Perda de várias regiões porte no cromossoma 4q tem sido associada com menores taxas de sobrevivência em muitos tipos de cancro epitelial, incluindo o cancro colorectal, adenocarcinoma pancreático ductal, hepatoblastoma e carcinoma de células escamosas oral [3], [18] – [22]. Além disso, no NSCLC, as perdas de 4T têm sido associados com adenocarcinomas do pulmão metastático. No entanto, o tamanho e localização das deleções 4q varia entre os diferentes estudos [3], [18] – [22]

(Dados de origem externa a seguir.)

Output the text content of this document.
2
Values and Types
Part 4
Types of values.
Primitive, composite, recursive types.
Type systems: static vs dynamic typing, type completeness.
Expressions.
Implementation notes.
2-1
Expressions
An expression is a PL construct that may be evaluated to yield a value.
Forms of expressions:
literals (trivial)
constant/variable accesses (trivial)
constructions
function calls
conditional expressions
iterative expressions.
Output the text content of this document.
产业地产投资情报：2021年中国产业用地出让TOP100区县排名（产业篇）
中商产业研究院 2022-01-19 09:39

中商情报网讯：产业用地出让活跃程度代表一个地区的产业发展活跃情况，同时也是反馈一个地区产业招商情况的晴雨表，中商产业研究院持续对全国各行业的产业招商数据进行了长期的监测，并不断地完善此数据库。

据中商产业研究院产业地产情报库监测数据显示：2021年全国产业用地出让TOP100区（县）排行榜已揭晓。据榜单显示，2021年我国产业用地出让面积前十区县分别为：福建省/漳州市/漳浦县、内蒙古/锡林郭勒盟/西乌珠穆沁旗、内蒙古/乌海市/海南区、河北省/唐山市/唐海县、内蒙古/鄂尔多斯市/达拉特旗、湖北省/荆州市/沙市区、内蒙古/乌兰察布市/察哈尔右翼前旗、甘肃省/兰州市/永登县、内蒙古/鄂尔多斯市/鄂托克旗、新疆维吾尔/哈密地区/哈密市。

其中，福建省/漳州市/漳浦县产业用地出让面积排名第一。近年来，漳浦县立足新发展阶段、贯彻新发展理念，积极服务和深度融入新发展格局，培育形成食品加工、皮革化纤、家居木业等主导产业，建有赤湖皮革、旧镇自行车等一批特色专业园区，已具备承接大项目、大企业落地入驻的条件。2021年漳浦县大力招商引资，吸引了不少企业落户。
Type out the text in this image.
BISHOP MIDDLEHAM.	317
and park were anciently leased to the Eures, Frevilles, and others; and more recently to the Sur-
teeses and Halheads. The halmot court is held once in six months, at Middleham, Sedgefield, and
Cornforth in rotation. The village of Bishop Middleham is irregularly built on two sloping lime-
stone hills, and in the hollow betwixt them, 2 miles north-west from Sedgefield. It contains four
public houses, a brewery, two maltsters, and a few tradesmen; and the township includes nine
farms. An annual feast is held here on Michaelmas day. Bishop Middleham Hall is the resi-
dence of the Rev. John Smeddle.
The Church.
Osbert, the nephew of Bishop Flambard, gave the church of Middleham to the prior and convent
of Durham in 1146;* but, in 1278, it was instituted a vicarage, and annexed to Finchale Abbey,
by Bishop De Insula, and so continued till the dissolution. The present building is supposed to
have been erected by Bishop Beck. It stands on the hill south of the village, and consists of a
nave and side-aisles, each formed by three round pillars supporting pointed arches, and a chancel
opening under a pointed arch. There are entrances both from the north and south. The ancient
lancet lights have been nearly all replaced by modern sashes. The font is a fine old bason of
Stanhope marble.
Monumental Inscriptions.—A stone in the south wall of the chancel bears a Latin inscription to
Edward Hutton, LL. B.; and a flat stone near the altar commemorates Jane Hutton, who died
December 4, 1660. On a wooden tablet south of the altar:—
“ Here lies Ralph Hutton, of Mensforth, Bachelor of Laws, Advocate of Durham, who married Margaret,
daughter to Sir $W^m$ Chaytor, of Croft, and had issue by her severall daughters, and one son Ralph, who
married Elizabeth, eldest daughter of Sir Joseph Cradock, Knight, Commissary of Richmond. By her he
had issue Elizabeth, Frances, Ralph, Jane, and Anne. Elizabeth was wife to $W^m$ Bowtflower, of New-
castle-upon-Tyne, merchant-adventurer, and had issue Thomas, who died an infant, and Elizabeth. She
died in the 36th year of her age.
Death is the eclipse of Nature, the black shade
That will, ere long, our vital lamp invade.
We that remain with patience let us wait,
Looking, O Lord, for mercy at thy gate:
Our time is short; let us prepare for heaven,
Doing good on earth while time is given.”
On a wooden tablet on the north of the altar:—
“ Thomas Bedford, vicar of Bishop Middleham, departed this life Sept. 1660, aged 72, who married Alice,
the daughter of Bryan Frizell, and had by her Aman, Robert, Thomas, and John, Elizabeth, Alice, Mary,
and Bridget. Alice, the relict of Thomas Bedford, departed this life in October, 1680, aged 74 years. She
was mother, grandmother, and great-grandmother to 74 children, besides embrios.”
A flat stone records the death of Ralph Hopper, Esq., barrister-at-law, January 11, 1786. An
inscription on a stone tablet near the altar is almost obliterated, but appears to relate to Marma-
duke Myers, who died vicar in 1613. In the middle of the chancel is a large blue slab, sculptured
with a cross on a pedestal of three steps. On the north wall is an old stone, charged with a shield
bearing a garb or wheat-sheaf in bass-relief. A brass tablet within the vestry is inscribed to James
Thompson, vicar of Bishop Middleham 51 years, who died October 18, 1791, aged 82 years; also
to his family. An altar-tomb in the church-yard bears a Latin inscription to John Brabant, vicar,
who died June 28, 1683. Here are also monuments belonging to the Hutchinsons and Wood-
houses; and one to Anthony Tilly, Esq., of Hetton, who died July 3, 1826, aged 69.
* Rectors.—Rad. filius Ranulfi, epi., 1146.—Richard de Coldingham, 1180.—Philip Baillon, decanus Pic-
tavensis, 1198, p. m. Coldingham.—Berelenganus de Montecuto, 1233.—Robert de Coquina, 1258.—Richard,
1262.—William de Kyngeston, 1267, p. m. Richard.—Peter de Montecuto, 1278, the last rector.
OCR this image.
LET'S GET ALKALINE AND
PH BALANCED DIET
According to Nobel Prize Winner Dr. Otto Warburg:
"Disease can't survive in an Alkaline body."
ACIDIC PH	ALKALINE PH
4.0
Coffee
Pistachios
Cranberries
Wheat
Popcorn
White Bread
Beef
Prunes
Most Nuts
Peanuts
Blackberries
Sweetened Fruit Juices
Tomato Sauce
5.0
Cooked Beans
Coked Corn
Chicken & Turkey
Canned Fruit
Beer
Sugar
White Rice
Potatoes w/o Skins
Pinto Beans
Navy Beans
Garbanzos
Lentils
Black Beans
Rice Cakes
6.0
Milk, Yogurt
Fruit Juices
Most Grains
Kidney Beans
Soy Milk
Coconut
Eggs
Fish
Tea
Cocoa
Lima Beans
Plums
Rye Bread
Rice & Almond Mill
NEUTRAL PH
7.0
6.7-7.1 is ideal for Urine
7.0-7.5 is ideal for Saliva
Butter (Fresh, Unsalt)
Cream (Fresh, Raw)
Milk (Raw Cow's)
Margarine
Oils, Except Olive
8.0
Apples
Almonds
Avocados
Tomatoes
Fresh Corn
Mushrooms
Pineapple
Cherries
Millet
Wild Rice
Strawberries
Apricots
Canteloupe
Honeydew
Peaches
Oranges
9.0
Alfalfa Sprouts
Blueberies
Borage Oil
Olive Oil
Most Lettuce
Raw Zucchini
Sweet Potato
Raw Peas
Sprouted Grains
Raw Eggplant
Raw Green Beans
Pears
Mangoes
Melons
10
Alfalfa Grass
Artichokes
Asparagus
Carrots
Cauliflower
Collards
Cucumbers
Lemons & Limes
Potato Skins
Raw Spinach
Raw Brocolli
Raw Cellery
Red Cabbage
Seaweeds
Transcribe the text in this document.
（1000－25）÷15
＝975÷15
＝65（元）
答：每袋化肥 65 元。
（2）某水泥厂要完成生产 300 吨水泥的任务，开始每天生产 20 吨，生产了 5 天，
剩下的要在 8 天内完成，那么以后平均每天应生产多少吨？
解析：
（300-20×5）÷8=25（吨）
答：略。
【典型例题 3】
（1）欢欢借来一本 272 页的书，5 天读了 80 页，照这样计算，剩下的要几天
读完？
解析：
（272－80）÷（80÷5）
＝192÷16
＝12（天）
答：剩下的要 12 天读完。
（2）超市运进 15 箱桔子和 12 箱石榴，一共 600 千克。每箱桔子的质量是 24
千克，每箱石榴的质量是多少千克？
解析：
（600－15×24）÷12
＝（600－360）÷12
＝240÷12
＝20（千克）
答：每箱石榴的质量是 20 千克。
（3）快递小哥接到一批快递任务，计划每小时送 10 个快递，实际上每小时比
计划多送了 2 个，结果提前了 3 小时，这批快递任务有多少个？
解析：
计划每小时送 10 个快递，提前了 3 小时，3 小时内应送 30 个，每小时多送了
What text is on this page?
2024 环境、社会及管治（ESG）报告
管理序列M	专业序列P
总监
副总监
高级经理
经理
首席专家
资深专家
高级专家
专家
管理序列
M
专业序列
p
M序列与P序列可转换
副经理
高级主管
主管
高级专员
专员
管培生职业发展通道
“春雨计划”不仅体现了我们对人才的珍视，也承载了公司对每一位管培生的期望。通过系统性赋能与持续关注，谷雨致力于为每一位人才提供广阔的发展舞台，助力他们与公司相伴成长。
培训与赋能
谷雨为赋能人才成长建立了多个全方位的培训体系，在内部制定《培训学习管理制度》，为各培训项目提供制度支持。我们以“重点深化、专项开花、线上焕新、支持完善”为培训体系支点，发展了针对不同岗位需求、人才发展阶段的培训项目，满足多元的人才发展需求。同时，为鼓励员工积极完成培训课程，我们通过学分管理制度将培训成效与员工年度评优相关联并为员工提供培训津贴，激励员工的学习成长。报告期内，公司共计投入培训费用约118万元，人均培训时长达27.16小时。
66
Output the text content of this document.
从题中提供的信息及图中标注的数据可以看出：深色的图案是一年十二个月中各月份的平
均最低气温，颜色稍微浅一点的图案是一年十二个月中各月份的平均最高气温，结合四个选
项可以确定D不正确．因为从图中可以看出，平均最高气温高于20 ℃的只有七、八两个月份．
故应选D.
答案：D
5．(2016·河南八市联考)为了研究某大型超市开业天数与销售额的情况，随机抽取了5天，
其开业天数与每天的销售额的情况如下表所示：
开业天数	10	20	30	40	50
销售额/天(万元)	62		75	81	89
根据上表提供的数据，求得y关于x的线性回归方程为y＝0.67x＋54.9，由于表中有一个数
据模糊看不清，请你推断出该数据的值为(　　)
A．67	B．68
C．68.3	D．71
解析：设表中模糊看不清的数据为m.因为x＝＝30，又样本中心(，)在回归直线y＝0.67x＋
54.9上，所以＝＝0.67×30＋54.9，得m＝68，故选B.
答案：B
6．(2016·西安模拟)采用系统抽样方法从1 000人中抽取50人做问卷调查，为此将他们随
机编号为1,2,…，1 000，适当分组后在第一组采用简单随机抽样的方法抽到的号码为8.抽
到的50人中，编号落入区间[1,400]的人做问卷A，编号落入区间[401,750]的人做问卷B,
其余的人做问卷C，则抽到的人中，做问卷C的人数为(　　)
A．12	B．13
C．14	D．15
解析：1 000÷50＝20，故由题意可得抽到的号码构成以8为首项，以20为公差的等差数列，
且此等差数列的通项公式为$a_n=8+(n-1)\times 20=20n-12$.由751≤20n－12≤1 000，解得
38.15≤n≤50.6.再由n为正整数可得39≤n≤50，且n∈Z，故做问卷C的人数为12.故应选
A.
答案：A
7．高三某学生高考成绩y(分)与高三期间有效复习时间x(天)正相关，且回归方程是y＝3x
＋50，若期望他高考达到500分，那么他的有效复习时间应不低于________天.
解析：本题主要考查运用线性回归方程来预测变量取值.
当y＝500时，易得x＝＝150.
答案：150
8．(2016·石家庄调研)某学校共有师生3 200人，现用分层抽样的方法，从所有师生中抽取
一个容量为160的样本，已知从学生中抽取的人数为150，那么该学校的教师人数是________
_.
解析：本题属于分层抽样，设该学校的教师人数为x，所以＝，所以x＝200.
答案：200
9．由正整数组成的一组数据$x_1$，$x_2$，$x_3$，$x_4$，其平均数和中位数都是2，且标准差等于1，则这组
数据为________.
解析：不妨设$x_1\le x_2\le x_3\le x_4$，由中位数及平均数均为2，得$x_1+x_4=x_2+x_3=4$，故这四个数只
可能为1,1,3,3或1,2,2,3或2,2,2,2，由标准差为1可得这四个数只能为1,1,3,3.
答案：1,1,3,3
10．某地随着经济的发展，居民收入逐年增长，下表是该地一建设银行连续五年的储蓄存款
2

Para além da identificação da região alvo 4q em NSCLC e a sua relevância clínica potencial, a. dados indicam desvios específicos do subtipo histológico em termos de freqüências alélicas de perda e relevância prognóstica. A análise de subgrupos revelou uma taxa significativamente mais elevada de perda alélica em sondas SQCC em contraste com sondas de corrente alternada. Em linha com estas diferenças, a perda na 4q21.23 (com marcador RP11-570L13) dentro da região 2 foi identificado como um marcador de prognóstico negativo para DFS e OS dentro de toda a coorte do estudo NSCLC e, especialmente, o subgrupo SqCC. Esta região não foi encontrado para ser um marcador de prognóstico independente no subgrupo AC. As freqüências de perda de alelos observados histológicos específicos do subtipo com influência variável sobre a sobrevivência estão em linha com estudos anteriores relatam várias regiões cromossômicas diferenciadoras SqCC de AC, incluindo a perda mais comum de 4T em SqCC [5], [8] – [10], [23], [24]. Além disso, vários estudos têm indicado que estas alterações genômicas diferentes de AC e SqCC pode proporcionar oportunidades auspiciosos para terapias direcionadas prospectivos de pacientes com câncer de pulmão [11]. Como os LCLC e pulmão neuroendócrino subgrupos de câncer foram pequeno demais para análises de subgrupos, mais estudos são necessários para avaliar o impacto potencialmente desviar dos desequilíbrios alélicas no 4T sobre estes subtipos histológicos.

A nossa coorte estudo não incluiu pré-cancerosa lesões. Como consequência, ainda não está claro quando esses desequilíbrios alélicas cruciais ocorrer dentro do cronograma da patogênese do câncer de pulmão.